Another Coup on Animal Farm

There has been yet another revolution on the old Manor Farm. The last grand pig leader was removed from the farm house, and the new occupant, Porkie, and his trusted friends, told all the animals that things were to be completely transformed.

It was entirely the fault of the old pig leader who was always trying to help everyone and ended up wasting so much of their resources that they were in heavy debt. There were even rumours that some of their neighbouring farms might take them over. Porkie declared he would not make the same mistake. He would leave animals to sort things out. He had faith in their ability to make life better for themselves. All animals would thrive, he declared.

In time, some animals did thrive. The fat cats, who actually caused all the problems in the first place by gambling most of the farm’s money away and begged the old pig leader to help them out, had got away with not having to pay their own debt while continuing to squeeze everyone else. They got fatter by the day, and they were a shining example, said Porkie, of how animals did best when they were left alone to make their own living.

The big (“but we’re not bad”) wolves grew even bigger by renting out shelter to many wretched animals that no longer had anywhere decent to live on the farm. As more homes were mysteriously blown away by, what some secretly suspected were wolf-induced, violent storms, the big ‘nice’ wolves stepped in with an offer no one could refuse.

Down in the gutter where the latest stories about Manor Farm were spread, the rats were doing splendidly well with lots of feel-good tales about the rich and famous, and snippets about how lazy, scrounging creatures were getting their comeuppance. Together with the crocodiles and the vultures, they even set up a Weeping Fund for fluffy animals that had become destitute. The Fund raised a microscopic portion of what the Farm used to raise routinely through a collective levy, and was greatly appreciated by those few cute bunnies and guinea pigs whose ‘saved from the brink’ life story rendered them eligible for this kindly aid.

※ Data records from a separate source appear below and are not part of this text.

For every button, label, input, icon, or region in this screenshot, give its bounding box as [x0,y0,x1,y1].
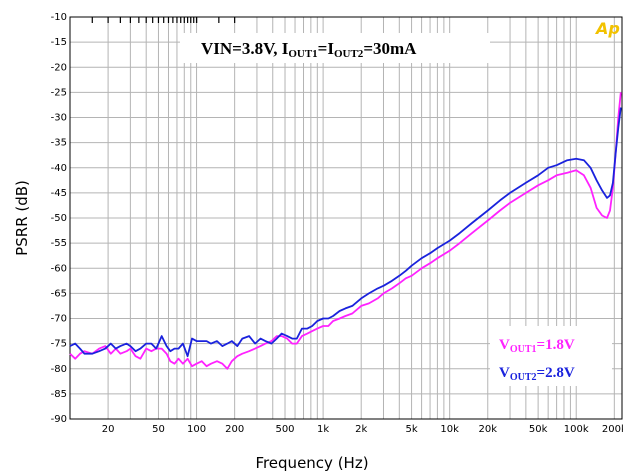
series-lines [69,92,622,370]
y-tick-label: -75 [51,339,67,350]
legend-box [490,326,612,386]
ap-logo: Ap [594,19,620,38]
x-tick-label: 500 [275,424,294,435]
x-tick-label: 1k [317,424,329,435]
y-tick-label: -10 [51,12,67,23]
y-axis-label: PSRR (dB) [13,180,31,256]
y-tick-label: -60 [51,263,67,274]
x-tick-label: 5k [405,424,417,435]
y-tick-label: -15 [51,37,67,48]
y-tick-label: -65 [51,288,67,299]
x-axis-label: Frequency (Hz) [255,454,368,472]
y-tick-label: -70 [51,314,67,325]
y-tick-label: -30 [51,113,67,124]
y-tick-label: -20 [51,62,67,73]
legend-vout2-main: V [499,365,510,381]
x-tick-label: 2k [355,424,367,435]
legend-vout2-value: =2.8V [537,365,575,381]
legend-entry-vout1: VOUT1=1.8V [499,337,575,355]
title-sub1: OUT1 [288,48,317,60]
x-tick-label: 10k [440,424,459,435]
svg-text:VIN=3.8V, IOUT1=IOUT2=30mA: VIN=3.8V, IOUT1=IOUT2=30mA [201,39,417,60]
x-tick-label: 20k [479,424,498,435]
minor-ticks [91,17,236,23]
legend: VOUT1=1.8V VOUT2=2.8V [490,326,612,386]
legend-vout2-sub: OUT2 [510,372,537,383]
x-tick-label: 100 [187,424,206,435]
series-line-1 [69,92,622,370]
title-sub2: OUT2 [334,48,364,60]
y-tick-label: -90 [51,414,67,425]
y-tick-label: -35 [51,138,67,149]
plot-frame [69,16,623,420]
legend-entry-vout2: VOUT2=2.8V [499,365,575,383]
title-part-c: =30mA [363,39,417,58]
y-tick-label: -40 [51,163,67,174]
title-box [180,33,490,63]
x-tick-label: 200k [602,424,623,435]
y-tick-label: -45 [51,188,67,199]
x-tick-label: 20 [102,424,115,435]
x-tick-label: 50 [152,424,165,435]
y-tick-label: -55 [51,238,67,249]
title-part-b: =I [318,39,335,58]
legend-vout1-value: =1.8V [537,337,575,353]
chart-title: VIN=3.8V, IOUT1=IOUT2=30mA [180,33,490,63]
legend-vout1-main: V [499,337,510,353]
series-line-2 [69,107,622,358]
legend-vout1-sub: OUT1 [510,344,537,355]
y-tick-labels: -10 -15 -20 -25 -30 -35 -40 -45 -50 -55 -60 -65 -70 -… [51,12,67,425]
title-part-a: VIN=3.8V, I [201,39,289,58]
x-tick-label: 50k [529,424,548,435]
x-tick-labels: 20 50 100 200 500 1k 2k 5k 10k 20k 50k 100k 200k [102,424,623,435]
x-tick-label: 200 [225,424,244,435]
y-tick-label: -25 [51,87,67,98]
x-tick-label: 100k [564,424,589,435]
y-tick-label: -50 [51,213,67,224]
y-tick-label: -85 [51,389,67,400]
y-tick-label: -80 [51,364,67,375]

For the rest, the hardworking horses, the fatigued donkeys, the obedient sheep, the redundant goats, and many others, life sank deeper and deeper into misery. There was no hope for anything better – unless you count Rev Ron Raven III’s sermons about the wonderful Sugarcandy Mountain which would one day be reached by all who believed in his words. Some fat cats donated generously to Rev Raven to set up Sugarcandy Mountain Schools where animals were taught that blessed were those who knew how to make lots of money.

The old owl, Socrates, did not like what he saw. He warned that the farm was degenerating into a most appalling state. He urged the animals to do something before it was too late. The wolves wanted to tear the outspoken owl to shreds, but Porkie was more forgiving. Socrates, he said, was a fool and couldn’t help being dissatisfied about everything. What was important was whether he, Porkie, and his good friends, were satisfied. And they most certainly were.